The authors commence by highlighting the assumption that traditional GNNs, built on the principle of exploiting graph homophily, are inadequate for handling heterophilous graphs. However, they argue against this preconceived notion by illustrating flaws in the datasets traditionally used for evaluating models under heterophily.

Problems in Existing Heterophilous Benchmarks

The researchers critically examine widely used datasets like "squirrel" and "chameleon." They uncover a significant issue: the presence of numerous duplicate nodes resulting in train-test data leakage. Such duplicates can deceive model evaluation as learning might inadvertently exploit data leakage instead of capturing genuine graph heterophily. Removal of these duplicates showed a marked impact on GNN performance, indicating previous assessments were potentially misleading. The paper also touches upon datasets like "texas" and "cornell," pointing to challenges such as extreme class imbalance and inadequate dataset size, leading to unreliable benchmarking outcomes.

A New Set of Heterophilous Datasets

Addressing the gaps, the authors propose a novel set of heterophilous graphs designed to serve as a more reliable benchmark suite. These datasets—roman-empire, amazon-ratings, minesweeper, tolokers, and questions—are derived from diverse domains including text, commerce, and synthetic environments, ensuring a broad spectrum of heterophilous patterns. The new datasets span a usable size range ensuring applicability to many GNN models that previously could not be comprehensively evaluated due to computational constraints.

Empirical Evaluations and Insights

In evaluating GNN performance on their proposed datasets, the authors conducted extensive experiments encompassing both standard GNNs and those designed specifically for heterophily. Interestingly, they observed that standard GNN models often outperform the specialized versions. This overturns previous assumptions about the inefficacy of conventional GNN architectures under heterophily, suggesting room for reconsideration in both theory and model design.

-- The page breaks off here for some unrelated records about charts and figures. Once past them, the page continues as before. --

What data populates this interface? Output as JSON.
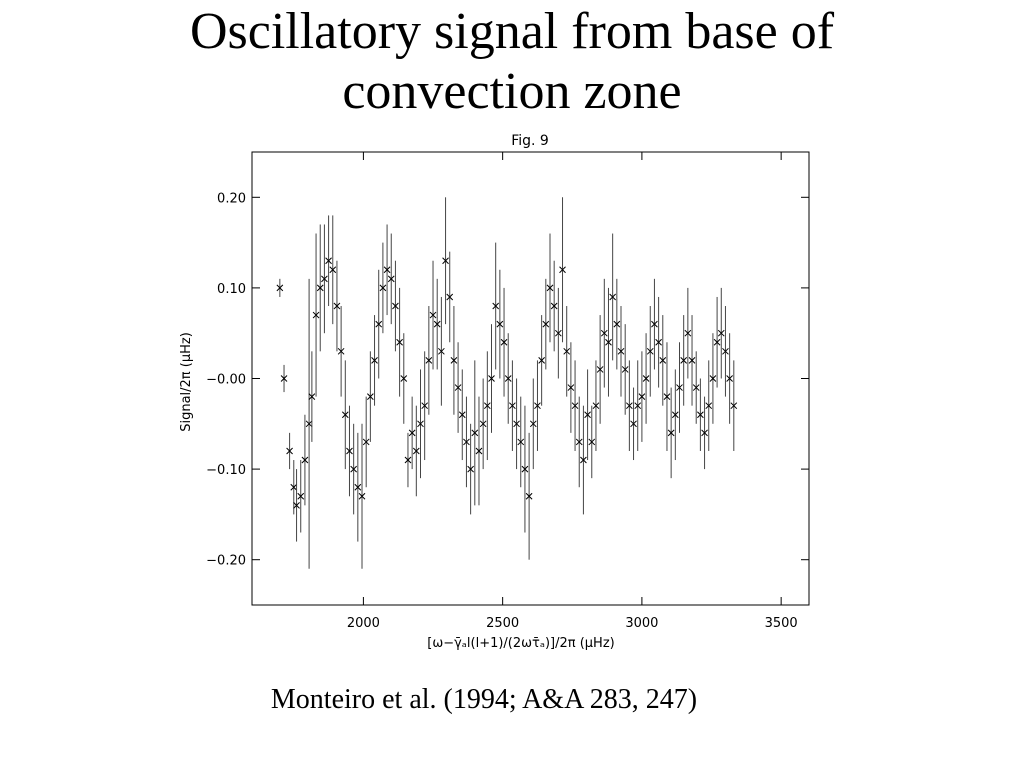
{
  "slide": {
    "title_line1": "Oscillatory signal from base of",
    "title_line2": "convection zone",
    "citation": "Monteiro et al. (1994; A&A 283, 247)"
  },
  "chart_data": {
    "type": "scatter",
    "title": "Fig. 9",
    "xlabel": "[ω−γ̄ₐl(l+1)/(2ωτ̄ₐ)]/2π    (μHz)",
    "ylabel": "Signal/2π   (μHz)",
    "xlim": [
      1600,
      3600
    ],
    "ylim": [
      -0.25,
      0.25
    ],
    "xticks": [
      2000,
      2500,
      3000,
      3500
    ],
    "xtick_labels": [
      "2000",
      "2500",
      "3000",
      "3500"
    ],
    "yticks": [
      0.2,
      0.1,
      0.0,
      -0.1,
      -0.2
    ],
    "ytick_labels": [
      "0.20",
      "0.10",
      "−0.00",
      "−0.10",
      "−0.20"
    ],
    "grid": false,
    "marker": "x",
    "error_bars": true,
    "points": [
      {
        "x": 1700,
        "y": 0.1,
        "err": 0.01
      },
      {
        "x": 1715,
        "y": 0.0,
        "err": 0.015
      },
      {
        "x": 1735,
        "y": -0.08,
        "err": 0.02
      },
      {
        "x": 1750,
        "y": -0.12,
        "err": 0.03
      },
      {
        "x": 1760,
        "y": -0.14,
        "err": 0.04
      },
      {
        "x": 1775,
        "y": -0.13,
        "err": 0.04
      },
      {
        "x": 1790,
        "y": -0.09,
        "err": 0.05
      },
      {
        "x": 1805,
        "y": -0.05,
        "err": 0.16
      },
      {
        "x": 1815,
        "y": -0.02,
        "err": 0.05
      },
      {
        "x": 1830,
        "y": 0.07,
        "err": 0.09
      },
      {
        "x": 1845,
        "y": 0.1,
        "err": 0.07
      },
      {
        "x": 1860,
        "y": 0.11,
        "err": 0.06
      },
      {
        "x": 1875,
        "y": 0.13,
        "err": 0.05
      },
      {
        "x": 1890,
        "y": 0.12,
        "err": 0.06
      },
      {
        "x": 1905,
        "y": 0.08,
        "err": 0.05
      },
      {
        "x": 1920,
        "y": 0.03,
        "err": 0.05
      },
      {
        "x": 1935,
        "y": -0.04,
        "err": 0.06
      },
      {
        "x": 1950,
        "y": -0.08,
        "err": 0.05
      },
      {
        "x": 1965,
        "y": -0.1,
        "err": 0.05
      },
      {
        "x": 1980,
        "y": -0.12,
        "err": 0.06
      },
      {
        "x": 1995,
        "y": -0.13,
        "err": 0.08
      },
      {
        "x": 2010,
        "y": -0.07,
        "err": 0.05
      },
      {
        "x": 2025,
        "y": -0.02,
        "err": 0.05
      },
      {
        "x": 2040,
        "y": 0.02,
        "err": 0.05
      },
      {
        "x": 2055,
        "y": 0.06,
        "err": 0.06
      },
      {
        "x": 2070,
        "y": 0.1,
        "err": 0.05
      },
      {
        "x": 2085,
        "y": 0.12,
        "err": 0.05
      },
      {
        "x": 2100,
        "y": 0.11,
        "err": 0.05
      },
      {
        "x": 2115,
        "y": 0.08,
        "err": 0.05
      },
      {
        "x": 2130,
        "y": 0.04,
        "err": 0.06
      },
      {
        "x": 2145,
        "y": 0.0,
        "err": 0.05
      },
      {
        "x": 2160,
        "y": -0.09,
        "err": 0.03
      },
      {
        "x": 2175,
        "y": -0.06,
        "err": 0.04
      },
      {
        "x": 2190,
        "y": -0.08,
        "err": 0.05
      },
      {
        "x": 2205,
        "y": -0.05,
        "err": 0.06
      },
      {
        "x": 2220,
        "y": -0.03,
        "err": 0.06
      },
      {
        "x": 2235,
        "y": 0.02,
        "err": 0.06
      },
      {
        "x": 2250,
        "y": 0.07,
        "err": 0.06
      },
      {
        "x": 2265,
        "y": 0.06,
        "err": 0.05
      },
      {
        "x": 2280,
        "y": 0.03,
        "err": 0.06
      },
      {
        "x": 2295,
        "y": 0.13,
        "err": 0.07
      },
      {
        "x": 2310,
        "y": 0.09,
        "err": 0.05
      },
      {
        "x": 2325,
        "y": 0.02,
        "err": 0.06
      },
      {
        "x": 2340,
        "y": -0.01,
        "err": 0.05
      },
      {
        "x": 2355,
        "y": -0.04,
        "err": 0.05
      },
      {
        "x": 2370,
        "y": -0.07,
        "err": 0.05
      },
      {
        "x": 2385,
        "y": -0.1,
        "err": 0.05
      },
      {
        "x": 2400,
        "y": -0.06,
        "err": 0.08
      },
      {
        "x": 2415,
        "y": -0.08,
        "err": 0.06
      },
      {
        "x": 2430,
        "y": -0.05,
        "err": 0.05
      },
      {
        "x": 2445,
        "y": -0.03,
        "err": 0.06
      },
      {
        "x": 2460,
        "y": 0.0,
        "err": 0.06
      },
      {
        "x": 2475,
        "y": 0.08,
        "err": 0.07
      },
      {
        "x": 2490,
        "y": 0.06,
        "err": 0.06
      },
      {
        "x": 2505,
        "y": 0.04,
        "err": 0.06
      },
      {
        "x": 2520,
        "y": 0.0,
        "err": 0.05
      },
      {
        "x": 2535,
        "y": -0.03,
        "err": 0.05
      },
      {
        "x": 2550,
        "y": -0.05,
        "err": 0.05
      },
      {
        "x": 2565,
        "y": -0.07,
        "err": 0.05
      },
      {
        "x": 2580,
        "y": -0.1,
        "err": 0.07
      },
      {
        "x": 2595,
        "y": -0.13,
        "err": 0.07
      },
      {
        "x": 2610,
        "y": -0.05,
        "err": 0.05
      },
      {
        "x": 2625,
        "y": -0.03,
        "err": 0.05
      },
      {
        "x": 2640,
        "y": 0.02,
        "err": 0.05
      },
      {
        "x": 2655,
        "y": 0.06,
        "err": 0.05
      },
      {
        "x": 2670,
        "y": 0.1,
        "err": 0.06
      },
      {
        "x": 2685,
        "y": 0.08,
        "err": 0.05
      },
      {
        "x": 2700,
        "y": 0.05,
        "err": 0.05
      },
      {
        "x": 2715,
        "y": 0.12,
        "err": 0.08
      },
      {
        "x": 2730,
        "y": 0.03,
        "err": 0.05
      },
      {
        "x": 2745,
        "y": -0.01,
        "err": 0.05
      },
      {
        "x": 2760,
        "y": -0.03,
        "err": 0.05
      },
      {
        "x": 2775,
        "y": -0.07,
        "err": 0.05
      },
      {
        "x": 2790,
        "y": -0.09,
        "err": 0.06
      },
      {
        "x": 2805,
        "y": -0.04,
        "err": 0.05
      },
      {
        "x": 2820,
        "y": -0.07,
        "err": 0.04
      },
      {
        "x": 2835,
        "y": -0.03,
        "err": 0.05
      },
      {
        "x": 2850,
        "y": 0.01,
        "err": 0.06
      },
      {
        "x": 2865,
        "y": 0.05,
        "err": 0.06
      },
      {
        "x": 2880,
        "y": 0.04,
        "err": 0.06
      },
      {
        "x": 2895,
        "y": 0.09,
        "err": 0.07
      },
      {
        "x": 2910,
        "y": 0.06,
        "err": 0.05
      },
      {
        "x": 2925,
        "y": 0.03,
        "err": 0.05
      },
      {
        "x": 2940,
        "y": 0.01,
        "err": 0.05
      },
      {
        "x": 2955,
        "y": -0.03,
        "err": 0.05
      },
      {
        "x": 2970,
        "y": -0.05,
        "err": 0.04
      },
      {
        "x": 2985,
        "y": -0.03,
        "err": 0.05
      },
      {
        "x": 3000,
        "y": -0.02,
        "err": 0.05
      },
      {
        "x": 3015,
        "y": 0.0,
        "err": 0.05
      },
      {
        "x": 3030,
        "y": 0.03,
        "err": 0.05
      },
      {
        "x": 3045,
        "y": 0.06,
        "err": 0.05
      },
      {
        "x": 3060,
        "y": 0.04,
        "err": 0.05
      },
      {
        "x": 3075,
        "y": 0.02,
        "err": 0.05
      },
      {
        "x": 3090,
        "y": -0.02,
        "err": 0.06
      },
      {
        "x": 3105,
        "y": -0.06,
        "err": 0.05
      },
      {
        "x": 3120,
        "y": -0.04,
        "err": 0.05
      },
      {
        "x": 3135,
        "y": -0.01,
        "err": 0.05
      },
      {
        "x": 3150,
        "y": 0.02,
        "err": 0.05
      },
      {
        "x": 3165,
        "y": 0.05,
        "err": 0.05
      },
      {
        "x": 3180,
        "y": 0.02,
        "err": 0.05
      },
      {
        "x": 3195,
        "y": -0.01,
        "err": 0.04
      },
      {
        "x": 3210,
        "y": -0.04,
        "err": 0.04
      },
      {
        "x": 3225,
        "y": -0.06,
        "err": 0.04
      },
      {
        "x": 3240,
        "y": -0.03,
        "err": 0.05
      },
      {
        "x": 3255,
        "y": 0.0,
        "err": 0.05
      },
      {
        "x": 3270,
        "y": 0.04,
        "err": 0.05
      },
      {
        "x": 3285,
        "y": 0.05,
        "err": 0.05
      },
      {
        "x": 3300,
        "y": 0.03,
        "err": 0.05
      },
      {
        "x": 3315,
        "y": 0.0,
        "err": 0.05
      },
      {
        "x": 3330,
        "y": -0.03,
        "err": 0.05
      }
    ]
  }
}
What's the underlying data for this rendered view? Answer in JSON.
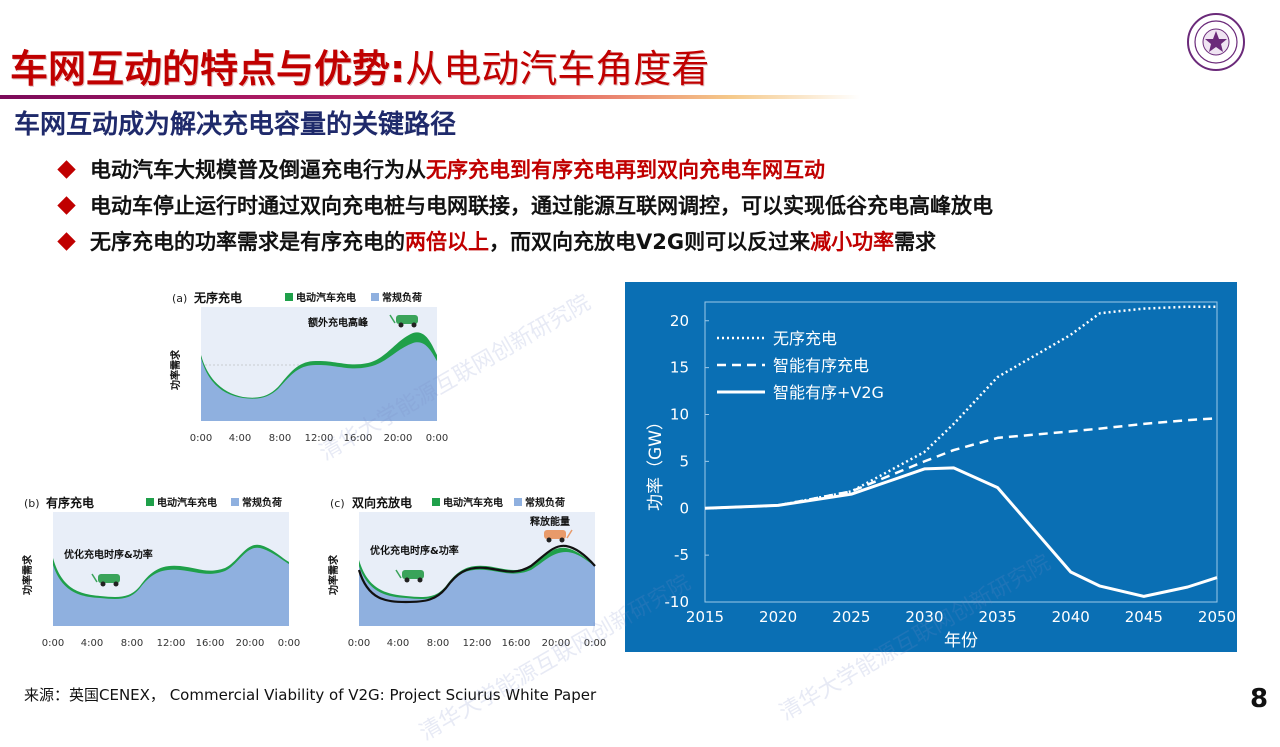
{
  "header": {
    "title_main": "车网互动的特点与优势:",
    "title_sub": "从电动汽车角度看"
  },
  "subtitle": "车网互动成为解决充电容量的关键路径",
  "bullets": [
    {
      "parts": [
        {
          "text": "电动汽车大规模普及倒逼充电行为从",
          "red": false
        },
        {
          "text": "无序充电到有序充电再到双向充电车网互动",
          "red": true
        }
      ]
    },
    {
      "parts": [
        {
          "text": "电动车停止运行时通过双向充电桩与电网联接，通过能源互联网调控，可以实现低谷充电高峰放电",
          "red": false
        }
      ]
    },
    {
      "parts": [
        {
          "text": "无序充电的功率需求是有序充电的",
          "red": false
        },
        {
          "text": "两倍以上",
          "red": true
        },
        {
          "text": "，而双向充放电V2G则可以反过来",
          "red": false
        },
        {
          "text": "减小功率",
          "red": true
        },
        {
          "text": "需求",
          "red": false
        }
      ]
    }
  ],
  "small_charts": {
    "ylabel": "功率需求",
    "legend_ev": "电动汽车充电",
    "legend_base": "常规负荷",
    "x_ticks": [
      "0:00",
      "4:00",
      "8:00",
      "12:00",
      "16:00",
      "20:00",
      "0:00"
    ],
    "panels": [
      {
        "tag": "(a)",
        "name": "无序充电",
        "annotation": "额外充电高峰"
      },
      {
        "tag": "(b)",
        "name": "有序充电",
        "annotation": "优化充电时序&功率"
      },
      {
        "tag": "(c)",
        "name": "双向充放电",
        "annotation": "优化充电时序&功率",
        "annotation2": "释放能量"
      }
    ]
  },
  "chart_data": {
    "type": "line",
    "x": [
      2015,
      2020,
      2025,
      2030,
      2032,
      2035,
      2040,
      2042,
      2045,
      2048,
      2050
    ],
    "series": [
      {
        "name": "无序充电",
        "style": "dotted",
        "values": [
          0,
          0.3,
          1.8,
          6,
          9,
          14,
          18.5,
          20.8,
          21.3,
          21.5,
          21.5
        ]
      },
      {
        "name": "智能有序充电",
        "style": "dashed",
        "values": [
          0,
          0.3,
          1.8,
          5,
          6.2,
          7.5,
          8.2,
          8.5,
          9,
          9.4,
          9.6
        ]
      },
      {
        "name": "智能有序+V2G",
        "style": "solid",
        "values": [
          0,
          0.3,
          1.5,
          4.2,
          4.3,
          2.2,
          -6.8,
          -8.3,
          -9.4,
          -8.4,
          -7.4
        ]
      }
    ],
    "x_ticks": [
      2015,
      2020,
      2025,
      2030,
      2035,
      2040,
      2045,
      2050
    ],
    "y_ticks": [
      20,
      15,
      10,
      5,
      0,
      -5,
      -10
    ],
    "xlim": [
      2015,
      2050
    ],
    "ylim": [
      -10,
      22
    ],
    "xlabel": "年份",
    "ylabel": "功率（GW）",
    "legend_position": "top-left",
    "background": "#0a6fb4",
    "plot_background": "#ffffff"
  },
  "source_text": "来源：英国CENEX， Commercial Viability of V2G: Project Sciurus White Paper",
  "page_number": "8",
  "watermark_text": "清华大学能源互联网创新研究院"
}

A critical insight presented by the paper is the efficacy of integrating design elements such as separating ego- and neighbor embeddings into GNN architecture, a trick found consistently effective across different datasets.

Implications and Future Directions

The paper's findings urge re-evaluation of past GNN progress on heterophilous datasets, suggesting that improvements might have been disproportionately attributed to data leakage rather than genuine advancements in understanding heterophily. Importantly, this work invites researchers to employ the newly proposed dataset benchmark to foster advancements that stand on robust empirical evaluations.

The paper potentially reorients the future trajectory in GNN research, motivating the creation of architectures that capture the versatile nature of heterophilous graphs. The exploration of informed graph measures such as adjusted homophily could further refine model adaptation strategies.

Overall, the paper initiates an imperative dialogue on the necessity for improved evaluation sets and deeper theoretical insights into the interplay between heterophily and graph learning frameworks. As a result, the contributions outlined by the authors are poised to significantly influence subsequent investigations in the field of graph machine learning.